- Renewable energy from wind, solar, hydropower and other sources will overtake coal to be the globe's largest source of electricity if countries meet their current pledges to combat climate change, a new International Energy Agency (IEA) independent analysis concludes.
- Even so, those current pollution commitments are not sufficient to prevent the planet’s warming by two degrees Celsius (2°C ) over preindustrial levels, the IEA scientists found.
- The report, entitled the "World Energy Outlook Special Report 2015; Energy and Climate Change," also offers a way the earth’s nations could collaborate to stop emissions from rising by 2020 and move toward stabilizing the global temperature.

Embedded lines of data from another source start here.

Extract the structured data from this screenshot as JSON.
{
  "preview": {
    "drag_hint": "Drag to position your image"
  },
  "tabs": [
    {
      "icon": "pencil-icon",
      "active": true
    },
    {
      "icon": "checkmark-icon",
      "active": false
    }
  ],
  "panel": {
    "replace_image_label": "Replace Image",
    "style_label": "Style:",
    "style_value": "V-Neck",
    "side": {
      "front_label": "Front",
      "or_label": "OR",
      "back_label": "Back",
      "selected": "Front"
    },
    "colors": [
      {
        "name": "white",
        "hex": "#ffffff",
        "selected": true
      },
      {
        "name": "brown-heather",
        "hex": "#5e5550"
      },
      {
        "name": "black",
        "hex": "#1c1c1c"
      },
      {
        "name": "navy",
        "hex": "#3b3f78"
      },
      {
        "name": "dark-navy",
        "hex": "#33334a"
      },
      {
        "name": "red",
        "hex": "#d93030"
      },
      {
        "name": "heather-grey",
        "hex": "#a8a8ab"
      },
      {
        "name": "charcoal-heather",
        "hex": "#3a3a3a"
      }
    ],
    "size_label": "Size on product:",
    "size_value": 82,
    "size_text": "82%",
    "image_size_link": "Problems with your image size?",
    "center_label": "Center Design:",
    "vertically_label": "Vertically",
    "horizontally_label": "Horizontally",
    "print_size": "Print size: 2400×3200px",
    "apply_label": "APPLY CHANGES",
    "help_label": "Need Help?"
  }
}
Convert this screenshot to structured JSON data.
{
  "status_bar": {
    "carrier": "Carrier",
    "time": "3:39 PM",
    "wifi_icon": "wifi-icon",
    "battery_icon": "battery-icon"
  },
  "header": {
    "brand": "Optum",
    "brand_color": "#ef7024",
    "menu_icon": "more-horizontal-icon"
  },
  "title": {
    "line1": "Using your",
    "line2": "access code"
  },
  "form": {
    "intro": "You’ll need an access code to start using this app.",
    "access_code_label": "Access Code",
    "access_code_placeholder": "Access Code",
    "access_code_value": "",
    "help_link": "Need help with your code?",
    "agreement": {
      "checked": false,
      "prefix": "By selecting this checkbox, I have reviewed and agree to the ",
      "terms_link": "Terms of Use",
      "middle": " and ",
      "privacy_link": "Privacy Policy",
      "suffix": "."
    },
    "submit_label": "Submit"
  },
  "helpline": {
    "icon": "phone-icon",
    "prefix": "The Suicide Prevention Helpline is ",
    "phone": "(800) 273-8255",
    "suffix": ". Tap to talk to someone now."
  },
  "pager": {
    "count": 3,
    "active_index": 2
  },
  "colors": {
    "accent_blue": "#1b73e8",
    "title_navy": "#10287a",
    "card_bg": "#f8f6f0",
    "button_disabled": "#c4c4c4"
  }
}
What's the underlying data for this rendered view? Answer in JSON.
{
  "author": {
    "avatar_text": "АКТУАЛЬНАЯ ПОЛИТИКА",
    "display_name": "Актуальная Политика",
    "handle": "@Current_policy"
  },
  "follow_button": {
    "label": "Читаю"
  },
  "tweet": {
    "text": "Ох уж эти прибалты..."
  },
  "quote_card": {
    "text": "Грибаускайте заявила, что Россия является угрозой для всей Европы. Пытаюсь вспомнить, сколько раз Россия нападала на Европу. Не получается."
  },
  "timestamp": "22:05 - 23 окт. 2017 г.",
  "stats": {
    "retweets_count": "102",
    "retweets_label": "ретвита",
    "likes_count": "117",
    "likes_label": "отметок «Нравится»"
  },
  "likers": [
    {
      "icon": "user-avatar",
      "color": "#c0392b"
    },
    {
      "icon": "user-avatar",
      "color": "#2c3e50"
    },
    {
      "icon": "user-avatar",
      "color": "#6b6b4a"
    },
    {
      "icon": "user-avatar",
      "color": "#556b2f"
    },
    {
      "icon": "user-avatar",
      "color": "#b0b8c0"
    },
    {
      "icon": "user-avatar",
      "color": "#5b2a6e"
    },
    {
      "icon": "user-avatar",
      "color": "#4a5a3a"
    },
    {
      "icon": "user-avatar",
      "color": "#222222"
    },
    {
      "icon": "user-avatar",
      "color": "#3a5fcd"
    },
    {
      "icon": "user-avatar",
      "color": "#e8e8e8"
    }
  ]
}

No more than 2°C of warming has been the global target for climate change mitigation since the Cancun climate summit of 2010. It is expected to be the focus of the December climate conference in Paris under the U.N. Framework Convention on Climate Change. Leaders planning that event hope a new global emissions reduction agreement can be reached that can slow, and eventually reverse, global warming.
Many countries have submitted Intended Nationally Determined Contributions (INDCs) detailing their plans to limit emissions. The U.S. has pledged to reduce emissions at least 26% below 2005 levels by 2025. The European Union’s ambitious goal is to reduce emissions 40% below 1990 levels by 2030.
Those committments, IEA found, would boost renewable power from just over a fifth of global electricity consumption today to nearly a third by 2030. That would be a bigger share than coal, nuclear, or natural gas, analysts wrote, but likely would not be enough by itself to keep warming within the accepted parameters. Based on submitted INDCs and existing energy policies, there is now only a 50% chance of keeping the temperature rise below 2°C by 2040, the IEA study reports.
The importance of the Paris conference, the IEA reports, is the direction it sets. The “historic” U.S.-China climate change agreement was promising, it concludes, but the measure of the conference’s success will be the extent of its commitment to the 2°C target.
Analysis of the EPA's proposed Clean Power Plan shows that it will likely put the U.S. on a path to meet its planned emission reductions by 2025, but, as Union of Concerned Scientists Lead Economist Rachel Cleetus told Utility Dive, the planned greenhouse gas reductions are not enough in themselves to stem the tide of global warming. What's more important, she said, is that the regulations show that the world's biggest economy is serious about decarbonization, which could make all the difference in international negotiations.
"This is all about building trust, and how you build trust in this environment is, 'Show me. Don’t just say it. Show me.' And that’s what the U.S. is doing," Cleetus said. "With this Clean Power Plan they’re showing that they’re willing to take on the biggest chunk of the emissions [in the power sector]."